11月から開催中のダリ展は、ポンピドゥセンターが開館時間を延長するほどの盛況ぶりだ。才能も世俗的な部分も含め、サルヴァドール・ダリ(1904-89)の全ぼうが見られる。「ダリってこんな人だったの」とびっくりする人も多いだろう。
10代の作品を見ると、ダリも普通の絵を書いていた時期があったのだ、とちょっとほっとする。その向かいで上映されているのは、ルイス・ブニュエルと脚本を共同執筆したシュルレアリスムの傑作映画「アンダルシアの犬」(1929)だ。その後のダリの才能と傾向がここに詰まっている。
シュルレアリスムの絵の中の性的妄想のさく裂に仰天させられるが、大量に見ていくと驚かなくなる。ダリには他人には入っていけない独自の思考回路があり、作品はダリワールドの中で完結していて、見る人の意識に深く関わらないからだ。
ヒットラー、レーニンを描いた作品も、「こんなダリもあったのか」と思わせる見ものだ。スペインの独裁者フランコを公然と支持していたダリは権力が大好きだった。しかし、これらの絵から政治的なメッセージは見えてこない。政治も素材として「ダリワールド」に取り込まれたかに見える。
「ファシスト的志向」が、シュルレアリスムの首領、ブルトンから嫌われて、ダリは1938年にシュルレアリストグループから除名されるのだが、理論的で運動としてのシュルレアリストだったブルトンらと違い、ダリはシュルレアリスムという言葉ができる以前からの天性のシュルレアリストだった。その意味で「シュルレアリスムは私だ」というダリの言葉は、彼の本質を突いている。

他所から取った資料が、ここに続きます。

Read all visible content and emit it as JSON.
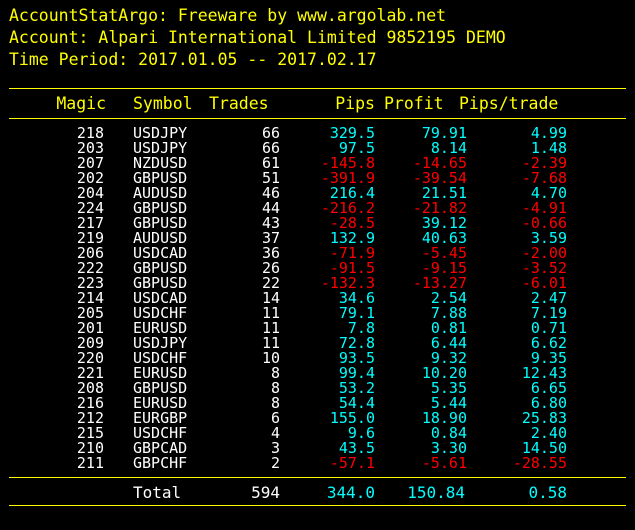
{
  "header": {
    "line1": "AccountStatArgo: Freeware by www.argolab.net",
    "line2": "Account: Alpari International Limited 9852195 DEMO",
    "line3": "Time Period: 2017.01.05 -- 2017.02.17"
  },
  "columns": [
    "Magic",
    "Symbol",
    "Trades",
    "Pips",
    "Profit",
    "Pips/trade"
  ],
  "colors": {
    "header": "#ffff00",
    "text": "#ffffff",
    "positive": "#00ffff",
    "negative": "#ff0000",
    "background": "#000000"
  },
  "rows": [
    {
      "magic": "218",
      "symbol": "USDJPY",
      "trades": "66",
      "pips": "329.5",
      "profit": "79.91",
      "ppt": "4.99"
    },
    {
      "magic": "203",
      "symbol": "USDJPY",
      "trades": "66",
      "pips": "97.5",
      "profit": "8.14",
      "ppt": "1.48"
    },
    {
      "magic": "207",
      "symbol": "NZDUSD",
      "trades": "61",
      "pips": "-145.8",
      "profit": "-14.65",
      "ppt": "-2.39"
    },
    {
      "magic": "202",
      "symbol": "GBPUSD",
      "trades": "51",
      "pips": "-391.9",
      "profit": "-39.54",
      "ppt": "-7.68"
    },
    {
      "magic": "204",
      "symbol": "AUDUSD",
      "trades": "46",
      "pips": "216.4",
      "profit": "21.51",
      "ppt": "4.70"
    },
    {
      "magic": "224",
      "symbol": "GBPUSD",
      "trades": "44",
      "pips": "-216.2",
      "profit": "-21.82",
      "ppt": "-4.91"
    },
    {
      "magic": "217",
      "symbol": "GBPUSD",
      "trades": "43",
      "pips": "-28.5",
      "profit": "39.12",
      "ppt": "-0.66"
    },
    {
      "magic": "219",
      "symbol": "AUDUSD",
      "trades": "37",
      "pips": "132.9",
      "profit": "40.63",
      "ppt": "3.59"
    },
    {
      "magic": "206",
      "symbol": "USDCAD",
      "trades": "36",
      "pips": "-71.9",
      "profit": "-5.45",
      "ppt": "-2.00"
    },
    {
      "magic": "222",
      "symbol": "GBPUSD",
      "trades": "26",
      "pips": "-91.5",
      "profit": "-9.15",
      "ppt": "-3.52"
    },
    {
      "magic": "223",
      "symbol": "GBPUSD",
      "trades": "22",
      "pips": "-132.3",
      "profit": "-13.27",
      "ppt": "-6.01"
    },
    {
      "magic": "214",
      "symbol": "USDCAD",
      "trades": "14",
      "pips": "34.6",
      "profit": "2.54",
      "ppt": "2.47"
    },
    {
      "magic": "205",
      "symbol": "USDCHF",
      "trades": "11",
      "pips": "79.1",
      "profit": "7.88",
      "ppt": "7.19"
    },
    {
      "magic": "201",
      "symbol": "EURUSD",
      "trades": "11",
      "pips": "7.8",
      "profit": "0.81",
      "ppt": "0.71"
    },
    {
      "magic": "209",
      "symbol": "USDJPY",
      "trades": "11",
      "pips": "72.8",
      "profit": "6.44",
      "ppt": "6.62"
    },
    {
      "magic": "220",
      "symbol": "USDCHF",
      "trades": "10",
      "pips": "93.5",
      "profit": "9.32",
      "ppt": "9.35"
    },
    {
      "magic": "221",
      "symbol": "EURUSD",
      "trades": "8",
      "pips": "99.4",
      "profit": "10.20",
      "ppt": "12.43"
    },
    {
      "magic": "208",
      "symbol": "GBPUSD",
      "trades": "8",
      "pips": "53.2",
      "profit": "5.35",
      "ppt": "6.65"
    },
    {
      "magic": "216",
      "symbol": "EURUSD",
      "trades": "8",
      "pips": "54.4",
      "profit": "5.44",
      "ppt": "6.80"
    },
    {
      "magic": "212",
      "symbol": "EURGBP",
      "trades": "6",
      "pips": "155.0",
      "profit": "18.90",
      "ppt": "25.83"
    },
    {
      "magic": "215",
      "symbol": "USDCHF",
      "trades": "4",
      "pips": "9.6",
      "profit": "0.84",
      "ppt": "2.40"
    },
    {
      "magic": "210",
      "symbol": "GBPCAD",
      "trades": "3",
      "pips": "43.5",
      "profit": "3.30",
      "ppt": "14.50"
    },
    {
      "magic": "211",
      "symbol": "GBPCHF",
      "trades": "2",
      "pips": "-57.1",
      "profit": "-5.61",
      "ppt": "-28.55"
    }
  ],
  "total": {
    "label": "Total",
    "trades": "594",
    "pips": "344.0",
    "profit": "150.84",
    "ppt": "0.58"
  }
}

ダリの名前のアナグラムでブルトンから「アヴィヴァ・ダラー(ドルの亡者)」と揶揄(やゆ)されたように、商業主義に乗って大いに儲けた。マネージャーは10歳年上の妻ガラだ。展覧会では、ガラと一緒にパフォーマンスをするダリの姿がビデオで見られる。ガラは「ダリのミューズ(インスピレーションを与える美神)」と言われているが、実際は、一般には無名だったダリを世界的な画家に育て上げた「ピグマリオン」だ。ガラなくしてダリは存在しない。二人羽織のような夫婦が作り上げた世界。これは、ダリに対するガラの影響力を確認する展覧会でもある。(羽)
SALVADOR DALI Étude pour « Le Miel est plus douce
que le sang » [sic], 1926 Huile sur bois – 37,8 x 46,2 cm
Fundacio Gala-Salvador Dali, Figueres
© Salvador Dali, Fundacio Gala-Salvador Dali /Adagp, Figueres, Paris, 2012
ポンピドゥセンター:3月25日迄(火休)
ダリ展のみ23h迄。日曜9h30から。3/16までポンピドゥセンター会員と前売券所持者のみ土曜9h30から入館可。